International theological conference of Evangelical Mission in Solidarity held at Akropong
Right Reverend Professor J.O.Y. Mante, Moderator of the Presbyterian Church of Ghana (PCG), on Tuesday opened a five-day international theological conference of the Evangelical Mission in Solidarity (EMS) at the Christ Presbyterian Church at Akropong.
The conference, would discuss the meaning of mission work today and for the future of the global community.
About 40 young people from Africa, Asia, the Middle East, and Europe would join the conference online to discuss together mission work, the Church, and the future on the theme: “Free for the Future.” This is expected to prepare a position paper at the close of the session.

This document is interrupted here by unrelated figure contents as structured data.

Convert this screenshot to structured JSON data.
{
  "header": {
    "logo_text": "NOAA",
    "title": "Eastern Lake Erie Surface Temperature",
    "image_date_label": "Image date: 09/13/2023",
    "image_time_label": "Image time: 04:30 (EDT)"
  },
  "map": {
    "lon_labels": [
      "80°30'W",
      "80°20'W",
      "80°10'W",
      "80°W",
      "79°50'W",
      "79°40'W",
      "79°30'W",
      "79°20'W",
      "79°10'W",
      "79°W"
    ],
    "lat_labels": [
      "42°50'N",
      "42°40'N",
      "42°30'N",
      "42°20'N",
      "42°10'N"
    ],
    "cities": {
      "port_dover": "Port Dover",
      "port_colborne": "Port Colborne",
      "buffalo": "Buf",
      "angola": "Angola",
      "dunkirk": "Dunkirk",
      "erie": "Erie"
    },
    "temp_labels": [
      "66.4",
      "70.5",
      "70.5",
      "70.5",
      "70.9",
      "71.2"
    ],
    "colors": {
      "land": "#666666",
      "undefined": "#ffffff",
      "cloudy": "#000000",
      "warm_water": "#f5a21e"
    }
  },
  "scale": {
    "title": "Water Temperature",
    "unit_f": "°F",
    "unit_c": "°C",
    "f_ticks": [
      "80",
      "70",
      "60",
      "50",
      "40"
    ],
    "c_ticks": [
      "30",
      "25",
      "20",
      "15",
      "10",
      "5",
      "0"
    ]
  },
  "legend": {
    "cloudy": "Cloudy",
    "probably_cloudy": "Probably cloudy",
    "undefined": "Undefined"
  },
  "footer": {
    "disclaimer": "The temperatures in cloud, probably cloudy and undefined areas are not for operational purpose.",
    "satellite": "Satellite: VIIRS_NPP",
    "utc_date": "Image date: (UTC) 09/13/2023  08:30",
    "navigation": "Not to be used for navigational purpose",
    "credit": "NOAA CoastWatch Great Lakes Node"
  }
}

The Conference, which is being hosted by the Presbyterian Church of Ghana and the Akrofi-Christaller Institute of Theology, Mission, and Culture, is part of the opening activities of the Jubilee celebration of the EMS in 2022 and the official opening is scheduled for September 19th, 2021 at the Osu Ebenezer congregation of the PCG.
The EMS was established in 1972 as the “Evangelical Mission in South-West Germany” with the seat at Stuttgart as an international Association of 23 Churches and five mission societies in Africa, Asia, the Middle East, and Europe and connect about 25 million believers across three continents.

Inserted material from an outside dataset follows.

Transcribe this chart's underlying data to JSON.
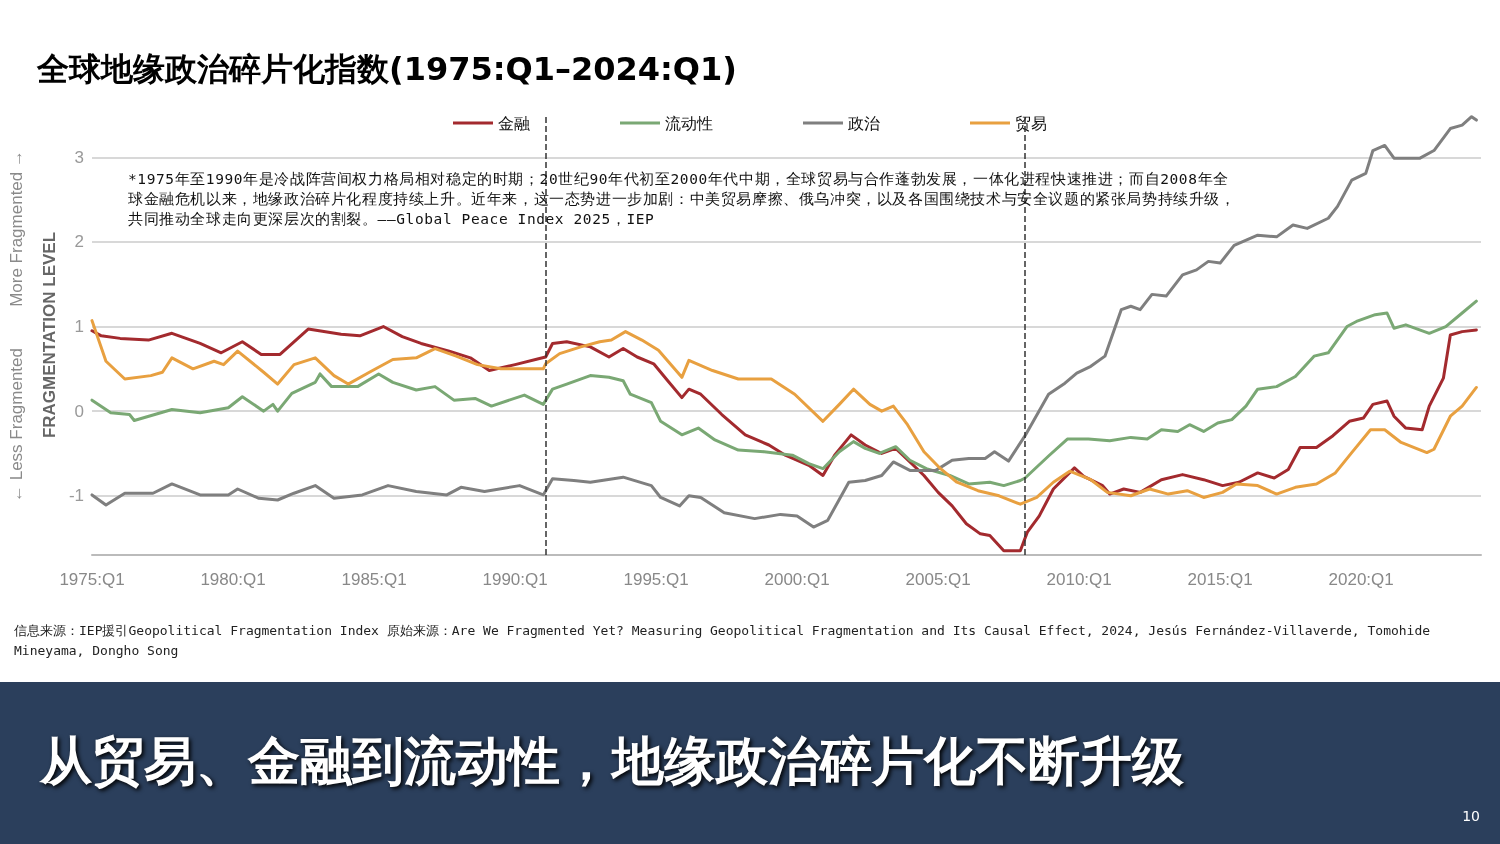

The Moderator, Rev Mante, in his opening address said freedom “is elusive or a mirage when defined literary according to the dictionary as having the right to do everything,” and that, “that understanding is not practical since we are connected and relate as a people at every point in life”.
He charged the participants of the conference to come out with a practical meaning of freedom as the theme for the five days meeting to guide the Church and society at large, as to how to be in freedom yet connected, other than the wrong perceptions about freedom which was leading to bondages.

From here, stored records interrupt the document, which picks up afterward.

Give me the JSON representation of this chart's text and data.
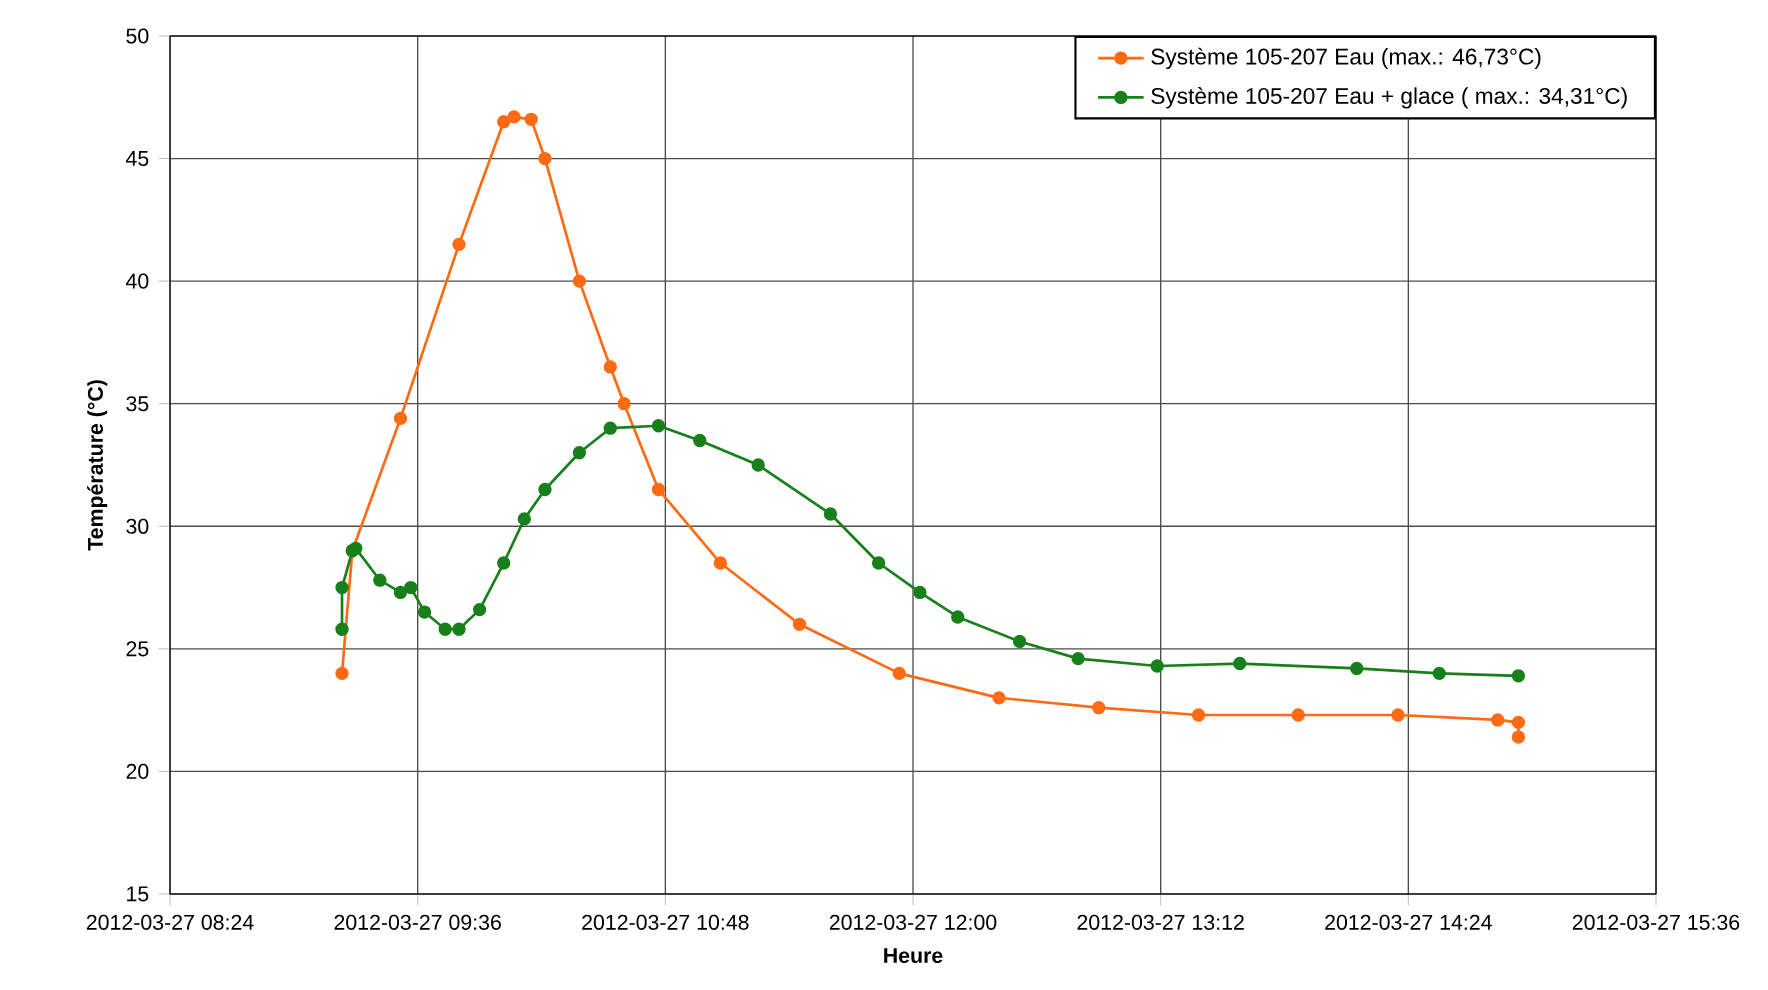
{
  "chart_data": {
    "type": "line",
    "xlabel": "Heure",
    "ylabel": "Température (°C)",
    "xlim": [
      "2012-03-27T08:24",
      "2012-03-27T15:36"
    ],
    "xticks": [
      {
        "value": "2012-03-27T08:24",
        "label": "2012-03-27 08:24"
      },
      {
        "value": "2012-03-27T09:36",
        "label": "2012-03-27 09:36"
      },
      {
        "value": "2012-03-27T10:48",
        "label": "2012-03-27 10:48"
      },
      {
        "value": "2012-03-27T12:00",
        "label": "2012-03-27 12:00"
      },
      {
        "value": "2012-03-27T13:12",
        "label": "2012-03-27 13:12"
      },
      {
        "value": "2012-03-27T14:24",
        "label": "2012-03-27 14:24"
      },
      {
        "value": "2012-03-27T15:36",
        "label": "2012-03-27 15:36"
      }
    ],
    "ylim": [
      15,
      50
    ],
    "yticks": [
      15,
      20,
      25,
      30,
      35,
      40,
      45,
      50
    ],
    "grid": true,
    "legend": "top right",
    "marker": "circle",
    "line_style": "solid",
    "series": [
      {
        "name": "Système 105-207 Eau (max.: 46,73°C)",
        "color": "#ff6a13",
        "x": [
          "2012-03-27T09:14",
          "2012-03-27T09:17",
          "2012-03-27T09:31",
          "2012-03-27T09:48",
          "2012-03-27T10:01",
          "2012-03-27T10:04",
          "2012-03-27T10:09",
          "2012-03-27T10:13",
          "2012-03-27T10:23",
          "2012-03-27T10:32",
          "2012-03-27T10:36",
          "2012-03-27T10:46",
          "2012-03-27T11:04",
          "2012-03-27T11:27",
          "2012-03-27T11:56",
          "2012-03-27T12:25",
          "2012-03-27T12:54",
          "2012-03-27T13:23",
          "2012-03-27T13:52",
          "2012-03-27T14:21",
          "2012-03-27T14:50",
          "2012-03-27T14:56",
          "2012-03-27T14:56"
        ],
        "values": [
          24.0,
          29.0,
          34.4,
          41.5,
          46.5,
          46.7,
          46.6,
          45.0,
          40.0,
          36.5,
          35.0,
          31.5,
          28.5,
          26.0,
          24.0,
          23.0,
          22.6,
          22.3,
          22.3,
          22.3,
          22.1,
          22.0,
          21.4
        ]
      },
      {
        "name": "Système 105-207 Eau + glace ( max.: 34,31°C)",
        "color": "#17801a",
        "x": [
          "2012-03-27T09:14",
          "2012-03-27T09:14",
          "2012-03-27T09:17",
          "2012-03-27T09:18",
          "2012-03-27T09:25",
          "2012-03-27T09:31",
          "2012-03-27T09:34",
          "2012-03-27T09:38",
          "2012-03-27T09:44",
          "2012-03-27T09:48",
          "2012-03-27T09:54",
          "2012-03-27T10:01",
          "2012-03-27T10:07",
          "2012-03-27T10:13",
          "2012-03-27T10:23",
          "2012-03-27T10:32",
          "2012-03-27T10:46",
          "2012-03-27T10:58",
          "2012-03-27T11:15",
          "2012-03-27T11:36",
          "2012-03-27T11:50",
          "2012-03-27T12:02",
          "2012-03-27T12:13",
          "2012-03-27T12:31",
          "2012-03-27T12:48",
          "2012-03-27T13:11",
          "2012-03-27T13:35",
          "2012-03-27T14:09",
          "2012-03-27T14:33",
          "2012-03-27T14:56"
        ],
        "values": [
          25.8,
          27.5,
          29.0,
          29.1,
          27.8,
          27.3,
          27.5,
          26.5,
          25.8,
          25.8,
          26.6,
          28.5,
          30.3,
          31.5,
          33.0,
          34.0,
          34.1,
          33.5,
          32.5,
          30.5,
          28.5,
          27.3,
          26.3,
          25.3,
          24.6,
          24.3,
          24.4,
          24.2,
          24.0,
          23.9
        ]
      }
    ]
  }
}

According to the Moderator, involvement of the youth today was relevant in ensuring a better future for all and added that moral and economic freedom in the context of the mission was imperative, since it directed on how to proceed in the mission of God to bring relief and development to the people.
Reverend Dr Dieter Heidtmann, General Secretary of EMS, said with its jubilee year, the EMS will take up the tradition of the biblical “year of Jubilee” and explained that “here we find the three core elements that the EMS already had in its name, ‘Gospel, Mission and Solidarity’ and they are the guiding principles for the international community in EMS”.
He indicated that long before the institution of the organisation, Christians had lived in peace with other religions especially in Ghana and that, it must be strengthened for better linkages and benefits to the world at large.
Reverend Prof Bernhardt Yemo Quarshie, Rector of the Akrofi-Christaller Institute, on his part noted that engagement between gospel and culture had been smooth, but lately there was a decline in Christianity since many churches were operating in different post-Christ contexts.
He indicated that the EMS offered a new model of how to relate on an equal basis “and I want to invite EMS to seriously consider how that model would be shared with Western organizations to do away with colonial tendencies because nobody can be free in a vacuum, all must relate”.
A tree-planting ceremony followed later at the Akrofi-Christaller Institute and a tree was planted jointly by the Moderator, the General Secretary of the EMS and the Rector of the Institute to mark the beginning of the yearlong activities of the 50th anniversary of EMS to be launched later.